The front gallery focuses on Gill’s La Jolla and greater San Diego projects, with the back rooms focusing on Coronado, Oceanside, Los Angeles and more, including buildings that were never built. Some of the hand-drawn plans are signed “For Miss E. B. Scripps” or “Alterations in residence of Virginia Scripps” (for floor plans of Wisteria Cottage). Wisteria Cottage sits at 780 Prospect St. (More at

Athenaeum Music & Arts Library

To show Gill’s creative influences and the artistic environment of the time, the Athenaeum will present “The Iannellis in California: Selected Works 1910-15,” featuring the work of Alfonso and Margaret Iannelli, on view Sept. 24 to Nov. 5.

Maura Walters, Athenaeum executive assistant director, said, “Normally the Athenaeum exhibits contemporary artists, so it has been a treat to work on something a little different. I think the Athenaeum’s Iannelli exhibition will give Gill fans a broader understanding of the community he was working within and the creative atmosphere of his time.”

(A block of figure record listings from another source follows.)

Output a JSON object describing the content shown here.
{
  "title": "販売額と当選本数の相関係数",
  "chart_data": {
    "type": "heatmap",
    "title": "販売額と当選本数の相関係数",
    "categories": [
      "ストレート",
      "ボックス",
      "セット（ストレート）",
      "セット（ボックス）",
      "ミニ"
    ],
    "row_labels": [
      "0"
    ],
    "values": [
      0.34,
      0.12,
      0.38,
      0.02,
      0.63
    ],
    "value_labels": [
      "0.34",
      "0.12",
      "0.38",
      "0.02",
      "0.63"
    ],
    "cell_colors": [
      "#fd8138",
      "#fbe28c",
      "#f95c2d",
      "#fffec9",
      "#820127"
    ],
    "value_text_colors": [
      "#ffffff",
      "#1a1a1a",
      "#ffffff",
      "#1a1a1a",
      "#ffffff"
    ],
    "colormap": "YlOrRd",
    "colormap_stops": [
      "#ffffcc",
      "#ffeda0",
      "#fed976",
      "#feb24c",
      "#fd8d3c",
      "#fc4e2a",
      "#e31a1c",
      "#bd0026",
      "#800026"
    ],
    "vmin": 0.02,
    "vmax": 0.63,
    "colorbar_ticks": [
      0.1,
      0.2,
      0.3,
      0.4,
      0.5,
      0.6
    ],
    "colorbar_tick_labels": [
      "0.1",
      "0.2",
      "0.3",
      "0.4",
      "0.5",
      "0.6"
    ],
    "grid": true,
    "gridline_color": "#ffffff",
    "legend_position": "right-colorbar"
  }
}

She added, “Margaret and Alfonso Iannelli were a part of the Southern California modernist artist community in the early 20th century — Irving Gill was also a part of this group. Based in Los Angeles, Iannelli Studios produced works of graphic design, fashion, advertisement and commercial projects. The Iannellis also collaborated with Gill on several architectural projects. Several of these sketches, designs and paintings will be on display in the Athenaeum’s North Reading Room.”

The Athenaeum is at 1008 Wall St. (More at

The Bishop’s School

With three buildings designed by Gill, The Bishop’s School will host its tribute next month. Curated by students, the exhibit will be open to the public for one day only: 2-4 p.m. Saturday, Oct. 29.

“The exhibit is going to include five blueprints of the earliest buildings, which the students cataloged, meaning they described them, measured them, considered their condition and gave them titles. We had those professionally framed,” explained art teacher Nicky Holland. “They will go on view with reproductions of Gill material (drawings and renderings) related to the campus.”

The exhibit will also feature short texts written by students about the Gill-designed buildings, and will be posted around campus. Holland added, “So everywhere you go for a month, without being glaring, you will see information about the architect.”

About nine students in the art history club began working on the exhibit last year, starting with reading essays by Gill and determining what they wanted to do. “We only agreed to participate if it was a student-centered exhibition, so the students would come Wednesday afternoons to talk about his work, read his essays and look at the pieces we wanted to display. It’s been a great project and joy to see what is important to them about these buildings,” she said.

The students in the 2015-2016 Art History Club include Gabe Cappetta, Jiadi Chang, Allison Havermale, Mary Kimani, Eden McColl, Charlie Michael, Evers Pund, Joseph Ramirez-Cardenas, Allison Zau; Faculty Advisors: Emily Grenader and Nicky Holland; Alumni Contributors: Ashley Chang, Nicholas Stougaard and Pieter Stougaard.

The Bishop’s School will also partner with La Jolla Woman’s Club (another Gill-designed building) to train and provide docents for a symposium on Gill at the Woman’s Club on Oct. 20 (time to be announced). The students will arrange tours of the campus before the symposium starts. The symposium will be open to the public, at 7791 Draper Ave.

The Bishop’s School is at 7607 La Jolla Blvd. (More at

About Irving Gill

Irving John Gill was born in upstate New York. He had no formal education in architecture, but apprenticed with firms in New York and Chicago, and worked with Louis Sullivan and Frank Lloyd Wright , according to a biography provided by the La Jolla Historical Society.

The Arts and Crafts Movement was becoming popular when Gill arrived in San Diego in 1893 and his designs for La Jolla’s Windemere (1894) and Green Dragon Colony (1894), and for Balboa Park’s George W. Marston House (1905), reflect this aesthetic.

By 1908, his mature style characteristic of early modernism was just beginning and his most important commissions, including several of La Jolla’s mainstays, happened during this period.

A bachelor until age 58, he married Marion Waugh Brashears in 1928. Gill died at age 66 in 1936 in Carlsbad.